A student describes a persistent contraction in the heart center that returns no matter how she approaches it, and asks how to reach its root. The teacher suggests the deepest fear may be inseparable from the deepest longing.
A student describes a persistent contraction in the heart center that returns no matter how she approaches it, and asks how to reach its root. The teacher suggests the deepest fear may be inseparable from the deepest longing.
I have this contraction in my heart, and it's been there for a very long time. I do a lot of meeting it, feeling it, observing the different sensations. Every time I meet it, there's some release, and then it just recontracts again. So there's this constant state of contraction, release, contraction, release. My sense is that this is the gripping of the separate self, the center of that identification. Whenever I do inquiry into it, it gets so much louder and more intensified. Then I sit with that and allow it to just be there.
I've tried two different approaches: being unaffected and observing, or merging with it completely. They produce slightly different results, but it's still the same in the end. It's always there, and it recontracts again. It just doesn't feel like I get to the root of it. I'm wondering if you might have a suggestion for how to approach it or get to the root.
At certain times it feels better. When I'm blissing out, at peace and present, I won't necessarily notice it. But if I do put attention on it, it's always there.
With this kind of deep experience, it's always a bit of a mystery how to approach and work with it. You've approached it from, in a sense, all the right angles: self-inquiry, meeting it, feeling it, that kind of relationship. I'm wondering if you've explored looking at what it is saying, in the sense that if you were to listen to what it wants, what it needs, and if you were to be open to it being a lot more than what might be easy to hear. You're saying it's in your heart center, so it might be, for example, a huge desire for something in life, something that's not necessarily what we'd call a spiritual thing. Something you want to live.

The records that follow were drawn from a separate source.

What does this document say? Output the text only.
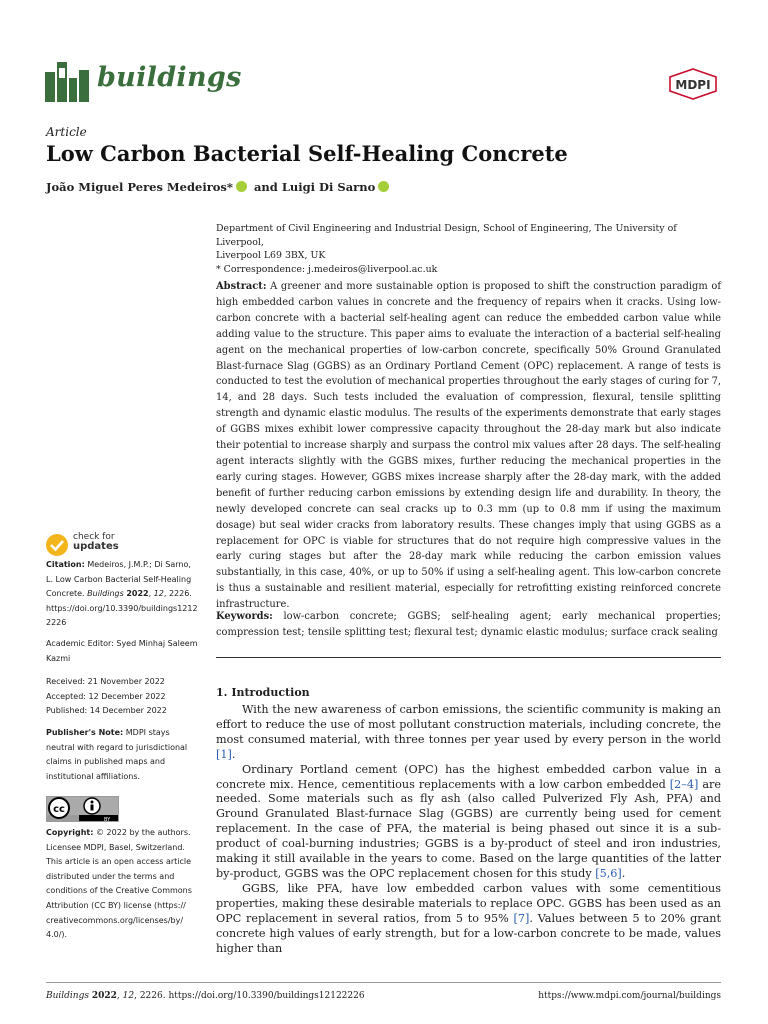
buildings	MDPI
Article
Low Carbon Bacterial Self-Healing Concrete
João Miguel Peres Medeiros* and Luigi Di Sarno
Department of Civil Engineering and Industrial Design, School of Engineering, The University of Liverpool,
Liverpool L69 3BX, UK
* Correspondence: j.medeiros@liverpool.ac.uk
Abstract: A greener and more sustainable option is proposed to shift the construction paradigm of high embedded carbon values in concrete and the frequency of repairs when it cracks. Using low-carbon concrete with a bacterial self-healing agent can reduce the embedded carbon value while adding value to the structure. This paper aims to evaluate the interaction of a bacterial self-healing agent on the mechanical properties of low-carbon concrete, specifically 50% Ground Granulated Blast-furnace Slag (GGBS) as an Ordinary Portland Cement (OPC) replacement. A range of tests is conducted to test the evolution of mechanical properties throughout the early stages of curing for 7, 14, and 28 days. Such tests included the evaluation of compression, flexural, tensile splitting strength and dynamic elastic modulus. The results of the experiments demonstrate that early stages of GGBS mixes exhibit lower compressive capacity throughout the 28-day mark but also indicate their potential to increase sharply and surpass the control mix values after 28 days. The self-healing agent interacts slightly with the GGBS mixes, further reducing the mechanical properties in the early curing stages. However, GGBS mixes increase sharply after the 28-day mark, with the added benefit of further reducing carbon emissions by extending design life and durability. In theory, the newly developed concrete can seal cracks up to 0.3 mm (up to 0.8 mm if using the maximum dosage) but seal wider cracks from laboratory results. These changes imply that using GGBS as a replacement for OPC is viable for structures that do not require high compressive values in the early curing stages but after the 28-day mark while reducing the carbon emission values substantially, in this case, 40%, or up to 50% if using a self-healing agent. This low-carbon concrete is thus a sustainable and resilient material, especially for retrofitting existing reinforced concrete infrastructure.
Keywords: low-carbon concrete; GGBS; self-healing agent; early mechanical properties; compression test; tensile splitting test; flexural test; dynamic elastic modulus; surface crack sealing
1. Introduction

With the new awareness of carbon emissions, the scientific community is making an effort to reduce the use of most pollutant construction materials, including concrete, the most consumed material, with three tonnes per year used by every person in the world [1].

Ordinary Portland cement (OPC) has the highest embedded carbon value in a concrete mix. Hence, cementitious replacements with a low carbon embedded [2–4] are needed. Some materials such as fly ash (also called Pulverized Fly Ash, PFA) and Ground Granulated Blast-furnace Slag (GGBS) are currently being used for cement replacement. In the case of PFA, the material is being phased out since it is a sub-product of coal-burning industries; GGBS is a by-product of steel and iron industries, making it still available in the years to come. Based on the large quantities of the latter by-product, GGBS was the OPC replacement chosen for this study [5,6].

GGBS, like PFA, have low embedded carbon values with some cementitious properties, making these desirable materials to replace OPC. GGBS has been used as an OPC replacement in several ratios, from 5 to 95% [7]. Values between 5 to 20% grant concrete high values of early strength, but for a low-carbon concrete to be made, values higher than

check for
updates
Citation: Medeiros, J.M.P.; Di Sarno, L. Low Carbon Bacterial Self-Healing Concrete. Buildings 2022, 12, 2226. https://doi.org/10.3390/buildings12122226
Academic Editor: Syed Minhaj Saleem Kazmi
Received: 21 November 2022
Accepted: 12 December 2022
Published: 14 December 2022
Publisher's Note: MDPI stays neutral with regard to jurisdictional claims in published maps and institutional affiliations.
cc
BY
Copyright: © 2022 by the authors. Licensee MDPI, Basel, Switzerland. This article is an open access article distributed under the terms and conditions of the Creative Commons Attribution (CC BY) license (https:// creativecommons.org/licenses/by/ 4.0/).
Buildings 2022, 12, 2226. https://doi.org/10.3390/buildings12122226	https://www.mdpi.com/journal/buildings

Listening for what the contraction wants
So much of the direction in spiritual work is addressed to people who are running away from deeper sensation, avoiding the inner world. There's all this guidance around going in and meeting what's there, not trying to find something in the world. But sometimes the opposite is true, or more what works, especially if we have already done a lot of that going inward.
I'm wondering if you've explored what it would be asking for or wanting. Perhaps something in life that is big and scary. The way I often phrase it is: look at what you want, as if you are the universe wanting something through you.
I've definitely explored that. In every therapy session I have, I work with this. I take every angle: talking to my inner child, asking what it wants to say, feeling into it. It's interesting, because the things I'm most passionate about in life, after non-duality, just became irrelevant. The deeper I went into non-duality, the more they all fell away. But even when I try to reopen my passion for these other things, I find that when I do them, this heart contraction actually gets so loud, and it manifests as total exhaustion in my body. It's some kind of resistance or fighting, even for those things, not just non-duality, but the things I love to do. I feel too exhausted to do them, and then I just rest for a long time afterward.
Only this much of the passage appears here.